The Parliament of England was the legislature of the Kingdom of England from the mid 13th to 17th century. The first English Parliament was convened in 1215, with the creation and signing of the Magna Carta, which had established the rights of barons (wealthy landowners) to serve as consultants to the king on governmental matters in his Great Council. In 1295, Parliament evolved to include nobles and bishops as well as two representatives from each of the counties and towns in England and, since 1542, Wales. This became the model for the composition of all future Parliaments. Over the course of the next century, the membership of Parliament was divided into the two houses it features today, with the noblemen and bishops encompassing the House of Lords and the knights of the shire and local representatives (known as "burgesses") making up the House of Commons. During Henry IV's time on the throne, the role of Parliament expanded beyond the determination of taxation policy to include the "redress of grievances," which essentially enabled English citizens to petition the body to address complaints in their local towns and counties. By this time, citizens were given the power to vote to elect their representatives—the burgesses—to the House of Commons.

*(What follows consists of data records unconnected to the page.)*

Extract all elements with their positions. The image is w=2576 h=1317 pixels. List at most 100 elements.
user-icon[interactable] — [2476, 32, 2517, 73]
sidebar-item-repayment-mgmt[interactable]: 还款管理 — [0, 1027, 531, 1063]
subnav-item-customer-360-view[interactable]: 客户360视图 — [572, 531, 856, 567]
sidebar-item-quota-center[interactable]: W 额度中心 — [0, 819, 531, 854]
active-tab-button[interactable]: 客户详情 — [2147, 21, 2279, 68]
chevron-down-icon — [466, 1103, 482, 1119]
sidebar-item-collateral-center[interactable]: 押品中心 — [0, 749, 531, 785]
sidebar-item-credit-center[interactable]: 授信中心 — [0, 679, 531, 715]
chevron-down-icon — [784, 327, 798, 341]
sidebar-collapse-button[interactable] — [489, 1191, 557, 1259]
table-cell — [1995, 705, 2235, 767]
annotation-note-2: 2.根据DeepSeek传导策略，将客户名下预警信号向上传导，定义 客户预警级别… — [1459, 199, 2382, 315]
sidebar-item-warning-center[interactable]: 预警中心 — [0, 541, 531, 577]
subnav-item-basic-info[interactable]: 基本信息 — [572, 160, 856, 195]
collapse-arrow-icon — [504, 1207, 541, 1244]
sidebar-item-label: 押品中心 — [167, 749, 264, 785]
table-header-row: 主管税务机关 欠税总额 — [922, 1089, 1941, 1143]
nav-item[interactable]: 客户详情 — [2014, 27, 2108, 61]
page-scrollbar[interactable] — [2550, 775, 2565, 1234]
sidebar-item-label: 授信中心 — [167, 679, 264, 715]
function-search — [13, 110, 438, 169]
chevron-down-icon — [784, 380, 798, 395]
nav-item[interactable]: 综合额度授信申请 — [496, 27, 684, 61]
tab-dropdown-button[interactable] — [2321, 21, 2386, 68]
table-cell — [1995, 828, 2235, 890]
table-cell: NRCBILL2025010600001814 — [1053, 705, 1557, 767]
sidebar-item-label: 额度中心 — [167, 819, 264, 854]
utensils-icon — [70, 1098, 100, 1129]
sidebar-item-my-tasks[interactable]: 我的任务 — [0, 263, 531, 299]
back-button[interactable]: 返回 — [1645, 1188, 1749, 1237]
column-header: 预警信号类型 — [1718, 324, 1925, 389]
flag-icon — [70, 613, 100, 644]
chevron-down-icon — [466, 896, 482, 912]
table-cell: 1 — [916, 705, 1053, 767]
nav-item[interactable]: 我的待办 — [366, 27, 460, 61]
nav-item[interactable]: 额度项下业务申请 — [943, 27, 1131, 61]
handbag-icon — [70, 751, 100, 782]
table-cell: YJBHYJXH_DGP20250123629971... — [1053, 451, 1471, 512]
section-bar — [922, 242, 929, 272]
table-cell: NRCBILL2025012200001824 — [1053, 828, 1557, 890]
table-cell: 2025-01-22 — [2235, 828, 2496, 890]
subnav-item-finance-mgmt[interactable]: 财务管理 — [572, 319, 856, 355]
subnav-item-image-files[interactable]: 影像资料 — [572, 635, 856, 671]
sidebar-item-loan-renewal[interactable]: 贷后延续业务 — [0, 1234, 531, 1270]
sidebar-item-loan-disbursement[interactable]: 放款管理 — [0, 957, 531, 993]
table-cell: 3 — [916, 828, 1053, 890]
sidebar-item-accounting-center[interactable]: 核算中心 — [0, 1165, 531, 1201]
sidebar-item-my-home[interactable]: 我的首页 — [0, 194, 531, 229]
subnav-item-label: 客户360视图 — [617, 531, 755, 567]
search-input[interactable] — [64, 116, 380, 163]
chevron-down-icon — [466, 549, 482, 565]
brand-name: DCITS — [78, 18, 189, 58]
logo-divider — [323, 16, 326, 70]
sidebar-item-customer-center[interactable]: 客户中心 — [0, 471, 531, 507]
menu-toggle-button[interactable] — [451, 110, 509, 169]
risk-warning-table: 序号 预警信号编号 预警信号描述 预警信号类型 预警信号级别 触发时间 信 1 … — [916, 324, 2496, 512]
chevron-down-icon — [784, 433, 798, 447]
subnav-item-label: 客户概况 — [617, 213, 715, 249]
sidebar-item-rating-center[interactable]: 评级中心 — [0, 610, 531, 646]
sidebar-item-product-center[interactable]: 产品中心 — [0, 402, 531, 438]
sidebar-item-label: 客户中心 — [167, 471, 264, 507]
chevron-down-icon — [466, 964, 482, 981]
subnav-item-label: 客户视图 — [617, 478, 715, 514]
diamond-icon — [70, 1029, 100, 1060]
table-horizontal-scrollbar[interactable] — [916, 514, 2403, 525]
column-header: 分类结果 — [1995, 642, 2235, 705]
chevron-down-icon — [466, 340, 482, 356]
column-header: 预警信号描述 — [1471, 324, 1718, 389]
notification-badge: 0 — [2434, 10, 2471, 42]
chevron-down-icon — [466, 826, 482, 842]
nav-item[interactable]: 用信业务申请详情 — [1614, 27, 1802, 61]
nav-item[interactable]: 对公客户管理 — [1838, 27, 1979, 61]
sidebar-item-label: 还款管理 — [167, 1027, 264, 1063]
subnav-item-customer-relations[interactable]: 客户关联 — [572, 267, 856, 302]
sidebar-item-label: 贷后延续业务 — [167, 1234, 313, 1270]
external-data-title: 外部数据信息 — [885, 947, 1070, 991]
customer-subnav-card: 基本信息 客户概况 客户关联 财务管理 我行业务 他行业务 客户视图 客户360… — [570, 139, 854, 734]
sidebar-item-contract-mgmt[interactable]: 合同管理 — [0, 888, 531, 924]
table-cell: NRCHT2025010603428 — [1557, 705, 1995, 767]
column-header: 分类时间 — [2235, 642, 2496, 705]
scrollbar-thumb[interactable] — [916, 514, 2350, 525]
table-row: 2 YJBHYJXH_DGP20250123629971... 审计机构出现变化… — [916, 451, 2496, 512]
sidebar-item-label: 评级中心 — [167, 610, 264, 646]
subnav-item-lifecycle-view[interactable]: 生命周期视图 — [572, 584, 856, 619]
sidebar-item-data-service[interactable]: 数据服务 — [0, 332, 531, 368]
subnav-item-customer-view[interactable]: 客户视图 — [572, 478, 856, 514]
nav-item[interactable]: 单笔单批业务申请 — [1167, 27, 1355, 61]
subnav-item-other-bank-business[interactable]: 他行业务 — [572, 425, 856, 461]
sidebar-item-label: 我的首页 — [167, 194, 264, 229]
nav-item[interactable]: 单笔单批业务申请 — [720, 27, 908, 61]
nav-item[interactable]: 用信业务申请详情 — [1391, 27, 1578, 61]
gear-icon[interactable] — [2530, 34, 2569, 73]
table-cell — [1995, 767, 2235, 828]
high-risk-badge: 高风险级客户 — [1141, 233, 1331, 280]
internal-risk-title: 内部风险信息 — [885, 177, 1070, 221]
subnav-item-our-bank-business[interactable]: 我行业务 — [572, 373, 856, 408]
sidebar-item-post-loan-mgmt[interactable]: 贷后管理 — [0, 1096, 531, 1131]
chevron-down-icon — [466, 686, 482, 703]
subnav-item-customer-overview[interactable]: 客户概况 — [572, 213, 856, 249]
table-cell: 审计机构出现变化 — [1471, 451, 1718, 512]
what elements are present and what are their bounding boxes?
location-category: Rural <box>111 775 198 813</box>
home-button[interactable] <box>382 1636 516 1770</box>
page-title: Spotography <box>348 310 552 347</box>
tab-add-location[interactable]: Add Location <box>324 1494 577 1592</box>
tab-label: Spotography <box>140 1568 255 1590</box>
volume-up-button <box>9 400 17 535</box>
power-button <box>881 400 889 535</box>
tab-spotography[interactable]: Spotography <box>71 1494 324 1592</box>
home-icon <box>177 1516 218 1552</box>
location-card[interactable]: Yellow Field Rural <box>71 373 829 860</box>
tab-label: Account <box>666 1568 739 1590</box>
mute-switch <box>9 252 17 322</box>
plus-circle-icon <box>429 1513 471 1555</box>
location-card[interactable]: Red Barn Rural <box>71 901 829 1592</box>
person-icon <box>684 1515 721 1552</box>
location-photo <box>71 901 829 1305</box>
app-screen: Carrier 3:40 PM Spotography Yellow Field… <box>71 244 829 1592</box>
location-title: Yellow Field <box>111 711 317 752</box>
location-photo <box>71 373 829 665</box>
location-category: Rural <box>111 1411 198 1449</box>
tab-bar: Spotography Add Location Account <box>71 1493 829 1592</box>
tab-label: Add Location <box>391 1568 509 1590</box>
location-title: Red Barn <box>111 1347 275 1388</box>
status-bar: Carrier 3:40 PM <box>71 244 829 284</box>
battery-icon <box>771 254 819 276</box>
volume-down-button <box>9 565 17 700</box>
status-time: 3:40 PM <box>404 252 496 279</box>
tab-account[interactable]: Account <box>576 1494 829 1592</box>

In 1066, William the Conqueror introduced what, in later centuries, became referred to as a feudal system, by which he sought the advice of a council of tenants-in-chief (landowners) and ecclesiastics before making laws. In 1215, the tenants-in-chief secured Magna Carta from King John, which established that the king may not levy or collect any taxes (except the feudal taxes to which they were hitherto accustomed), save with the consent of his royal council, which gradually developed into a parliament.
Over the centuries, the English Parliament progressively limited the power of the English monarchy, a process that arguably culminated in the English Civil War and the High Court of Justice for the trial of Charles I.